Metal air batteries create a flow of electrons like most batteries but do not need a liquid or electrolyte medium to transfer the electrons during charge and discharge.
Zinc air batteries are somewhat like fuel cells. Air enters the battery through the top copper colored cover. Air passes through the porous air electrode between the blue separator, and into the lower gray zinc electrode. The bottom layer is the battery case.
As the air is drawn into the air electrode, oxygen in the air is converted to hydroxyl (OH negative) ions. The newly formed hydroxyls migrate to the zinc electrode where they cause the zinc to oxidize. Basically: Zn --------> Zn2+ plus 2e-. Those electrons provide the flowing current.
Charging of the zinc-air battery cell converts the hydroxyl ions to oxygen in the air electrode, releasing electrons. On the zinc electrode, the metal ions are reduced to form the metal while the electrons are consumed.
The latest push for the zinc air battery comes from the company ReVolt. Revolt has gained exclusive rights to produce batteries developed by Lawrence Livermore National Laboratory (LLNL). A retired chemist from LLNL has a patent that reportedly provides practical solutions to zinc air problems.
The State of Oregon has provided some $6.8 million in funding and incentives along with $5 million from the US Government. The next year should be interesting for the zinc air battery and its usage in the electric vehicle.
The zinc air battery may have the potential to replace or at least complement the lithium-ion electric car battery. Zinc air batteries are just one type of metal battery. There is also research underway to produce an EV ready lithium-air battery. Thomas Edison was successfully using a rechargeable nickel-zinc battery system in 1901.

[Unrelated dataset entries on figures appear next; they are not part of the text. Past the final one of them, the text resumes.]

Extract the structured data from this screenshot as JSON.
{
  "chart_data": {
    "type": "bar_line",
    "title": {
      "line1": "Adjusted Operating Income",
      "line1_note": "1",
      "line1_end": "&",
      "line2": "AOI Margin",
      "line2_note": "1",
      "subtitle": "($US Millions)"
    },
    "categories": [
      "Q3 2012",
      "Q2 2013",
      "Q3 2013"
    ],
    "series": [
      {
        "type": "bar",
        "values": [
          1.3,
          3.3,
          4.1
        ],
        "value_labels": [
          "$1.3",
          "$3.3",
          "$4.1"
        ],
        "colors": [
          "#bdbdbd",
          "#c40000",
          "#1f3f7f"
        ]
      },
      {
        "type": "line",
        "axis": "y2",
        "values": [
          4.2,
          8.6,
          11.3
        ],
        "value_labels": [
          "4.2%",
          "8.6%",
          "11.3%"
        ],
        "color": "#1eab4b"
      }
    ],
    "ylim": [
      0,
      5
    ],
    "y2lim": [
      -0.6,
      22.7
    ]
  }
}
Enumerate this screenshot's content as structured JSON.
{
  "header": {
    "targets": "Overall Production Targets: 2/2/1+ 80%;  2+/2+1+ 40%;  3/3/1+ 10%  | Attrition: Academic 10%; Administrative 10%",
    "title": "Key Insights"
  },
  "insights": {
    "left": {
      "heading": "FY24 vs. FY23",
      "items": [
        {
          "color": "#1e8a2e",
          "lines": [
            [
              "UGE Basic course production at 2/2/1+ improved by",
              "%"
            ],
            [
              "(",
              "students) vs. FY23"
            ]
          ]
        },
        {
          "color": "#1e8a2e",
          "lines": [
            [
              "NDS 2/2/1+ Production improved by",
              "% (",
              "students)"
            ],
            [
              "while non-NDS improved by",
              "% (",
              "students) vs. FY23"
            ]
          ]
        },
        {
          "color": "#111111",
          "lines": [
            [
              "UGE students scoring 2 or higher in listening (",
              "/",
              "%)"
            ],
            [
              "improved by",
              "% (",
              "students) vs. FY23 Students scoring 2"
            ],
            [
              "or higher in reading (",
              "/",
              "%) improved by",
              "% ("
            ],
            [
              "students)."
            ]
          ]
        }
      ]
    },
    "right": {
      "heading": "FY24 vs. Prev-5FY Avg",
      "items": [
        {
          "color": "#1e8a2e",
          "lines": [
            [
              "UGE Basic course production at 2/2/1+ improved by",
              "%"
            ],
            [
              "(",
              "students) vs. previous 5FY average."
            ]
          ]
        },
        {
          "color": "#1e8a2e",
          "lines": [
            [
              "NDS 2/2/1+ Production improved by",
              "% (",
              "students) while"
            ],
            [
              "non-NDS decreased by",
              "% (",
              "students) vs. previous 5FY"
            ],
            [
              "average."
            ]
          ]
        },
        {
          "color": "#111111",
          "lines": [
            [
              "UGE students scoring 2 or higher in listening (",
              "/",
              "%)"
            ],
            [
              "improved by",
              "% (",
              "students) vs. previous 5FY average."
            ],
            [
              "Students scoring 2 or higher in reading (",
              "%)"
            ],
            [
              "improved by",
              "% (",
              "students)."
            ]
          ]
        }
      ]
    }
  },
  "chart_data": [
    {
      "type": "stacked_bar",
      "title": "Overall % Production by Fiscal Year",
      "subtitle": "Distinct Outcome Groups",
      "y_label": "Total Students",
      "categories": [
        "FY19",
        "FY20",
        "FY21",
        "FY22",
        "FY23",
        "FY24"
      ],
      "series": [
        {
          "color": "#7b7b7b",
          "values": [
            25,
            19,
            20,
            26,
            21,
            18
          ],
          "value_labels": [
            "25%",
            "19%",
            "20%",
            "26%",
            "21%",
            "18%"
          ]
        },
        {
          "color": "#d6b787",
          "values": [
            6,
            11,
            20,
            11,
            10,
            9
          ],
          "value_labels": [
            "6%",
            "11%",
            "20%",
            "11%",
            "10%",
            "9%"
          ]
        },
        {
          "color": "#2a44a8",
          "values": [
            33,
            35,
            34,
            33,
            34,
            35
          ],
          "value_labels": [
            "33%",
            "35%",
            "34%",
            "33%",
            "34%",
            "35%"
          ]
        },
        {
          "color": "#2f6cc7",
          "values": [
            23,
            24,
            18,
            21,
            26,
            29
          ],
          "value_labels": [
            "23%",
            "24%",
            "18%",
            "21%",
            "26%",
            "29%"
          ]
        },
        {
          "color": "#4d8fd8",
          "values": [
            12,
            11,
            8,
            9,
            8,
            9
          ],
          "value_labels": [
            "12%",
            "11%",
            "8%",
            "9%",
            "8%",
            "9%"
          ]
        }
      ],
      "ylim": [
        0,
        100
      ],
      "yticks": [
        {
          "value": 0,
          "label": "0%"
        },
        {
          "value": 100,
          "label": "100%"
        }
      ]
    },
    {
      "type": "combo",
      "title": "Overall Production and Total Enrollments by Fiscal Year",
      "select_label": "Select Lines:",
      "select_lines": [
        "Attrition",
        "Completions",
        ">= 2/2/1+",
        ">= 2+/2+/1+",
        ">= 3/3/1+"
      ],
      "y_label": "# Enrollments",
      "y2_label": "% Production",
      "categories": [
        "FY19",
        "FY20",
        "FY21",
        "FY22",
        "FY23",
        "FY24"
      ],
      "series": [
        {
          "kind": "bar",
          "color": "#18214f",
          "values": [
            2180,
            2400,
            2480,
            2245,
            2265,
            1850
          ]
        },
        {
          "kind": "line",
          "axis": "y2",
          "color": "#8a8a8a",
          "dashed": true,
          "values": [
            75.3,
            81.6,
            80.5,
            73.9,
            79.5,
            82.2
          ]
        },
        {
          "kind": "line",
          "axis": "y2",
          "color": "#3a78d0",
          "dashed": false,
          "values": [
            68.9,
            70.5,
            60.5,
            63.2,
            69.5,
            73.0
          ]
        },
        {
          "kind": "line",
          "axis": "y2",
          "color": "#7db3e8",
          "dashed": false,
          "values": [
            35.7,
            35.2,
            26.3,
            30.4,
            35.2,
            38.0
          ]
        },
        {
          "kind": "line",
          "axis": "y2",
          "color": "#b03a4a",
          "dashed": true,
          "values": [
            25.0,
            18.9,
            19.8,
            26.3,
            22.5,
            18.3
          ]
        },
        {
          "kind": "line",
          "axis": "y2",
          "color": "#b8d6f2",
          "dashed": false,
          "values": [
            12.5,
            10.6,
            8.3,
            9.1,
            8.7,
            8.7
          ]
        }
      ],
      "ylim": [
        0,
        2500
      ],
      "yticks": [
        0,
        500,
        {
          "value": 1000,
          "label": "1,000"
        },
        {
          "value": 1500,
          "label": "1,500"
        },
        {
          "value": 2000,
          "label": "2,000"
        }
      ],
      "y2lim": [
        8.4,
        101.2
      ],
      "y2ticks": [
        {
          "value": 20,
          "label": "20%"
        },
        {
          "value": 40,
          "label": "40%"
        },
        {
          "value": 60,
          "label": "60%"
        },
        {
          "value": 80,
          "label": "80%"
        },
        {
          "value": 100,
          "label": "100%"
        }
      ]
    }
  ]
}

Zinc air batteries have the advantages of a possible high energy density, zinc is way more common than lithium, and zinc batteries are easily recycled. Also, the potential cost of a zinc air battery is low and the battery is thermally stable.
Zinc air batteries are used in hearing aids at present but are not yet ready for EVs. Currently, they are restricted to about 3-500 cycles before replacement, and charge and discharge are slow relative to Li-Ion. These issues need to be resolved before the electric vehicle can use them.